Part of the research that I am undertaking at the moment, via a grant from the Open Society Foundation aims to deal specifically with this issue in Romanian cities. Because data collected via the national census is only aggregated at a city level, it is difficult to perform adequate analysis at an intra-urban level, when data such as population numbers, household numbers or overcrowding rates are lacking. While attempting to identify the main data sources and some alternative ways of collecting data, I am aiming to define a methodology of how an analysis of intra-urban disparities can be performed in Romanian cities. Naturally, a complex Index such as the UK Urban Deprivation Index is a difficult task to undertake, so for my research I am merely focusing on three sets of indicators: housing, mobility and labour markets.

So how does one attempt to draft such a methodology, when there is no official statistical information at a sub-city level? One way, which I am exploring in my research, is to work with local institutions to process data which is usually gathered in a raw form and not used for planning purposes.
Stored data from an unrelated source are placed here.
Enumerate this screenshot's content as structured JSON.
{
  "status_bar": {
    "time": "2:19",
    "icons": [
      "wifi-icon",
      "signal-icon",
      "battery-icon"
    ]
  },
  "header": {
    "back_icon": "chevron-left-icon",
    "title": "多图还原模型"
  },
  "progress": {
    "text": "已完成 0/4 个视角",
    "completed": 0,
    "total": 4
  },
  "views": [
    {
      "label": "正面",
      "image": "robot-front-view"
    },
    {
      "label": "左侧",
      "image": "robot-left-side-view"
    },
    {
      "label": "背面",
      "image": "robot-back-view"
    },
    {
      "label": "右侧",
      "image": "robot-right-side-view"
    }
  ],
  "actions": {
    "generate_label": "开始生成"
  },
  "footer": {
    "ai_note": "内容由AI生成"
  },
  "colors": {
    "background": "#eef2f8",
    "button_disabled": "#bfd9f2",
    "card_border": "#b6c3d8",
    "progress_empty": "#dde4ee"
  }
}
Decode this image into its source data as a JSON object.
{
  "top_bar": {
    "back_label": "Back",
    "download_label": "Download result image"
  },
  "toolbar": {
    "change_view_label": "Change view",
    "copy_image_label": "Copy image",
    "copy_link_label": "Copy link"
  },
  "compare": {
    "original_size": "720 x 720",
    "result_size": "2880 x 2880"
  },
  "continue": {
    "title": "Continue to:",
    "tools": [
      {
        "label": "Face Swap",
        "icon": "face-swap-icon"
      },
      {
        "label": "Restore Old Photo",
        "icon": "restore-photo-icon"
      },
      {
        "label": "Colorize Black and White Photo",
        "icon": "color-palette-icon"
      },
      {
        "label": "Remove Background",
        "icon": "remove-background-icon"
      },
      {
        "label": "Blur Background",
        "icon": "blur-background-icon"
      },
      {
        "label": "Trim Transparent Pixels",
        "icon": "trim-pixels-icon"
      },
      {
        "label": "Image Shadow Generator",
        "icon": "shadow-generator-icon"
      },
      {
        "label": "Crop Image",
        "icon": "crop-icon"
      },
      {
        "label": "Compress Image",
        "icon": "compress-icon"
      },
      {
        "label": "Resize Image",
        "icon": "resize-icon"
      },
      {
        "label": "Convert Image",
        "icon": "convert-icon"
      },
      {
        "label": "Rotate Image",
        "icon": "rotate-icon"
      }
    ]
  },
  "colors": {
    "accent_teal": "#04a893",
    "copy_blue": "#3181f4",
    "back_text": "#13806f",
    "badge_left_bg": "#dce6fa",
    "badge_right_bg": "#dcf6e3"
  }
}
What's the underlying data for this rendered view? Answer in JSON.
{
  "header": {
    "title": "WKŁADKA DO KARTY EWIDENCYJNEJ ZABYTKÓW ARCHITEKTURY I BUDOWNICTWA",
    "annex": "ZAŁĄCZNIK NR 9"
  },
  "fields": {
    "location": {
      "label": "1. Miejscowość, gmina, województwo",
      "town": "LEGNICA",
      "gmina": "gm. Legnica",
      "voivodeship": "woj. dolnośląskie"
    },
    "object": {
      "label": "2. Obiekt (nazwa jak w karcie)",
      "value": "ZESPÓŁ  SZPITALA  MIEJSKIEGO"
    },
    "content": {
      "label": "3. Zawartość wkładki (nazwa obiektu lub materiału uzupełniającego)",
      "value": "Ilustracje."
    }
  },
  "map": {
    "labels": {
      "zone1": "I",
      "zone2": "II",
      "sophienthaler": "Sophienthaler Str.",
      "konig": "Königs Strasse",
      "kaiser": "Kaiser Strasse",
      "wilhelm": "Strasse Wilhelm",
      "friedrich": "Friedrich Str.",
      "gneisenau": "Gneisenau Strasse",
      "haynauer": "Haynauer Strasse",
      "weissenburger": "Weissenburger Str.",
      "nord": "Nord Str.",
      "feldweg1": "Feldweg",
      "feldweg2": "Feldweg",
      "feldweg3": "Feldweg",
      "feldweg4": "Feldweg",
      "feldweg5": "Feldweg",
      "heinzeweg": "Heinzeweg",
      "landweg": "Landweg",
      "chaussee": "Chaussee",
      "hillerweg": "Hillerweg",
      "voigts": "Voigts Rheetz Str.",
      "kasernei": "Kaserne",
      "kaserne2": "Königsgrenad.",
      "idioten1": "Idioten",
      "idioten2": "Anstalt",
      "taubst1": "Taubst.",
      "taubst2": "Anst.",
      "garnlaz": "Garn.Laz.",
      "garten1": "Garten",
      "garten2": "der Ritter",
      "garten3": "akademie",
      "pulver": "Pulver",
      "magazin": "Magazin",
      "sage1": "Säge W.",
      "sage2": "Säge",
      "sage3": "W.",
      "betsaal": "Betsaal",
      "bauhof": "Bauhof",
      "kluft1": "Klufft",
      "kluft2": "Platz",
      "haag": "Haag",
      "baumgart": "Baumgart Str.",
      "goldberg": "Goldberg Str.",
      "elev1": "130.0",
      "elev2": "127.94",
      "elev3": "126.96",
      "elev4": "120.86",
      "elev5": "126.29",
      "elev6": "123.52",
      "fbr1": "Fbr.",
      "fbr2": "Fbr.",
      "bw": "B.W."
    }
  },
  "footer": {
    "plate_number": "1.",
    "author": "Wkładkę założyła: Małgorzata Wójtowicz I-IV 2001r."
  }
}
For example, social departments of local public authorities usually “sit” on a lot of information regarding socially deprived groups but this is merely used for financial and social aid purposes. By analyzing the way in which this data is collected, some minor changes and ways of centralizing data can be suggested, which can be later on scaled up and used by all Romanian municipalities, not just on a case-study approach.  A second option is to try to generate this data, where it does not exist. Online surveys and online mapping are the most cost-effective tools which come to mind. In a pilot project focusing on Bucharest, for example, we attempt to collect information from users on a variety of topics (mobility, public space, urban economy) through a user-friendly questionnaire.  Lastly, there is always the option of using the best available proxy. For example, no population data at a neighbourhood level is published / collected by the National Institute of Statistics, but electoral census data offers such information at a micro-scale, even though it is less accurate.

Undoubtedly, there are many limitations to the above alternative methods of collecting and using data. What would greatly improve the way we plan for cities in middle-income or low-income countries is to develop standardized methods for statistical research at the intra-urban level, to ensure access to open data and to invest in data collection. But until we get there, part of our work is a “trial and error” process and I am looking forward to hearing your stories of how you work with and around data limitations.